This will be the second year to visit the Charlie Brown Christmas Tree located on the Palisades Village Green.
This triangular little private park, located between Sunset Boulevard, Swarthmore Avenue and Antioch, has had Christmas lights on the pine tree almost every year since it was planted, since the park’s creation in 1973.
The tree grew and grew – and then volunteers could no longer hang the lights, so firefighters from Station 69 helped place lights on the tree with the help of the hook-and-ladder.
But, in 2018, vandals destroyed the electrical line and lights. It would have cost nearly $1,000 to fix the line and nearly $2,000 to restring it.
Since the park, a nonprofit, is open to residents and is funded entirely by donations from residents, members of the Village Green Board decided not to decorate it. (All residents are welcomed to join, visit: palisadesvillagegreen.org).
But board members didn’t want the season to go unmarked, so last year Marge Gold came up with the idea for a Charlie Brown tree.
“We always called the tree we decorated our Charlie Brown tree,” Gold said, “Why not put up an actual Charlie Brown tree?”
A Charlie Brown tree was ordered online for $11 and placed on the Green. The two handmade ceramic figurines were made by Madolyn Sailor.
“My mother, who was a very talented ceramist, poured and painted them and made them for my children, more than 50 years ago,” Gold said.
The animated television special, “A Charlie Brown Christmas,” aired in 1965 and continues to air every year because of its uplifting message.

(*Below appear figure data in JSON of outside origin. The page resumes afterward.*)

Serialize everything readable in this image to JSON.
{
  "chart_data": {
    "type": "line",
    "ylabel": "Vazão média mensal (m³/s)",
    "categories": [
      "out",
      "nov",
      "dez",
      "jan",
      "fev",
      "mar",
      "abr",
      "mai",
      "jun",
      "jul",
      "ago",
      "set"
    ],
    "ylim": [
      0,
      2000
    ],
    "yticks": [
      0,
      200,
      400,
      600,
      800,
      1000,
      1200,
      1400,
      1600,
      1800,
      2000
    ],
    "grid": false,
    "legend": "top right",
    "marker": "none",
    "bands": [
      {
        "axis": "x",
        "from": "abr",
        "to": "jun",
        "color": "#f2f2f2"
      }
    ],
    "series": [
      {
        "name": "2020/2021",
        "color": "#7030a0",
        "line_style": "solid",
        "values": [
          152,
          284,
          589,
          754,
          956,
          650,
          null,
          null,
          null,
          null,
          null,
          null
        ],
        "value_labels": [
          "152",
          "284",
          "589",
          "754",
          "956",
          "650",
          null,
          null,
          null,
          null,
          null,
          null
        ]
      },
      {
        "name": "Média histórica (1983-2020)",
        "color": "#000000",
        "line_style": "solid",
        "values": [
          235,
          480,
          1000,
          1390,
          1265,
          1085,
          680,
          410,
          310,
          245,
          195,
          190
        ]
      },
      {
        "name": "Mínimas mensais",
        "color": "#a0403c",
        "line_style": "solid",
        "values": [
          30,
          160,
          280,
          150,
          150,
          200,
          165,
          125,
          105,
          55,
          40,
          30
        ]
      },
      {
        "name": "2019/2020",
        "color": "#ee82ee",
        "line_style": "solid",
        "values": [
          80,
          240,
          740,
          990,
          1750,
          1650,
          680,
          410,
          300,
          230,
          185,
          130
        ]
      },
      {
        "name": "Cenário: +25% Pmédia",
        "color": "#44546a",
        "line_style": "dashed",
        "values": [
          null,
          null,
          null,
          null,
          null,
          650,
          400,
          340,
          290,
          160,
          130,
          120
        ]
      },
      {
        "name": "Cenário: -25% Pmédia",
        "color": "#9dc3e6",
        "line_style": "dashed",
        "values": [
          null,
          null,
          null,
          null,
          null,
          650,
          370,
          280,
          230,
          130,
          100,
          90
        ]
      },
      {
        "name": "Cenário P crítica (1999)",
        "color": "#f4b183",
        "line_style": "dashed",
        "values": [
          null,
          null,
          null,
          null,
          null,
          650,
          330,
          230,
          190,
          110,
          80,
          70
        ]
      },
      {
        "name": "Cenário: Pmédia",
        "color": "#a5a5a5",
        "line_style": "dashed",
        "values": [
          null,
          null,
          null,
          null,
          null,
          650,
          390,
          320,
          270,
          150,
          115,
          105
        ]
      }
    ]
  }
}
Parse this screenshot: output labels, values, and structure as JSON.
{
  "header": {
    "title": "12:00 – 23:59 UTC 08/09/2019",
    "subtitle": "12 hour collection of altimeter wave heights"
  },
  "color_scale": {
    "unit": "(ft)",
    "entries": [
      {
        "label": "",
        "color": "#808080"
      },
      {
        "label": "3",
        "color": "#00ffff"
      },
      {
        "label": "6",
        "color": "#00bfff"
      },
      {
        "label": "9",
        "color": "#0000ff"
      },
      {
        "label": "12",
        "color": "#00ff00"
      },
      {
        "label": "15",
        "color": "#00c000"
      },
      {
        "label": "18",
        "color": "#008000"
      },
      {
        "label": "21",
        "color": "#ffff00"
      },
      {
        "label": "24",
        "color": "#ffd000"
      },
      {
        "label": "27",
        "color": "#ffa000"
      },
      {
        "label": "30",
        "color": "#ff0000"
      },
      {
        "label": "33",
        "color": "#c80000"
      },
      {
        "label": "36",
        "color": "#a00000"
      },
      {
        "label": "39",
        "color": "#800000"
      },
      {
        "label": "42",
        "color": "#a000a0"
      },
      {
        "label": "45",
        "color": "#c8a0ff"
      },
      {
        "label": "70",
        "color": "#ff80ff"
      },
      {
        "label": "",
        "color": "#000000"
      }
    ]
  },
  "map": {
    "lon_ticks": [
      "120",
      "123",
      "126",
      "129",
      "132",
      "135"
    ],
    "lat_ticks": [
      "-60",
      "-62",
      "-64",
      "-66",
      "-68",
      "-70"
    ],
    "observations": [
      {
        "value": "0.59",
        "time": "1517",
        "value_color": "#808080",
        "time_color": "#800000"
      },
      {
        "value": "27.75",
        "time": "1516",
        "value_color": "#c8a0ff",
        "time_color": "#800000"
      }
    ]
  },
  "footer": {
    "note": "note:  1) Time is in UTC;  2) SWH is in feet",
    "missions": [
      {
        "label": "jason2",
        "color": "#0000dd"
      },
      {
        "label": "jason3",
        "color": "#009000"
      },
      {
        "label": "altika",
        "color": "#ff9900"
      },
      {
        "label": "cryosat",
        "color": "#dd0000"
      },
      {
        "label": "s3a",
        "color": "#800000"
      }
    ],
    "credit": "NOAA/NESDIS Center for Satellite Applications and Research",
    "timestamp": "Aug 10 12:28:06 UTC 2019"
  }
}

The story, written by Charles Shultz, starts with Charlie Brown, who feels depressed about the Christmas season. He seeks out Lucy at her psychiatric booth. She tells him she can relate because she always gets toys for Christmas and never the gift she really wants: real estate. She advises him to get involved in a nativity play.
On the way to the auditorium, Charlie sees his dog Snoopy decorating his doghouse in over-the-top fashion, and hears Sally read her Christmas list of gifts (and if that fails, she says, just “tens and twenties”).
At the rehearsal, Charlie Brown is sent out to get a Christmas tree, maybe a “great big, shiny aluminum tree. . .maybe painted pink.”
Instead, he selects a tiny tree at the lot, a sad and overlooked tree, and decides it will be perfect.
Arriving back at the auditorium, Charlie is scorned for the choice. He takes it home and starts to decorate it, to show others how it can work. When he places a red bulb on the tree, which he has borrowed from Snoopy’s abundance of decorations, the ornament bends the tree to the ground.
Eventually the other characters understand that the importance of Christmas isn’t tied up in commercialism. When Schulz wrote the story, he said his goal was to focus on the true meaning of Christmas.
Stop by and admire the Charlie Brown tree and if you want to give a gift, the Village Green needs to raise money to trim the trees in the little park. “We have the pine tree, the five evergreen pears and three Tipus,” Gold said. “It seems we have our own urban forest.”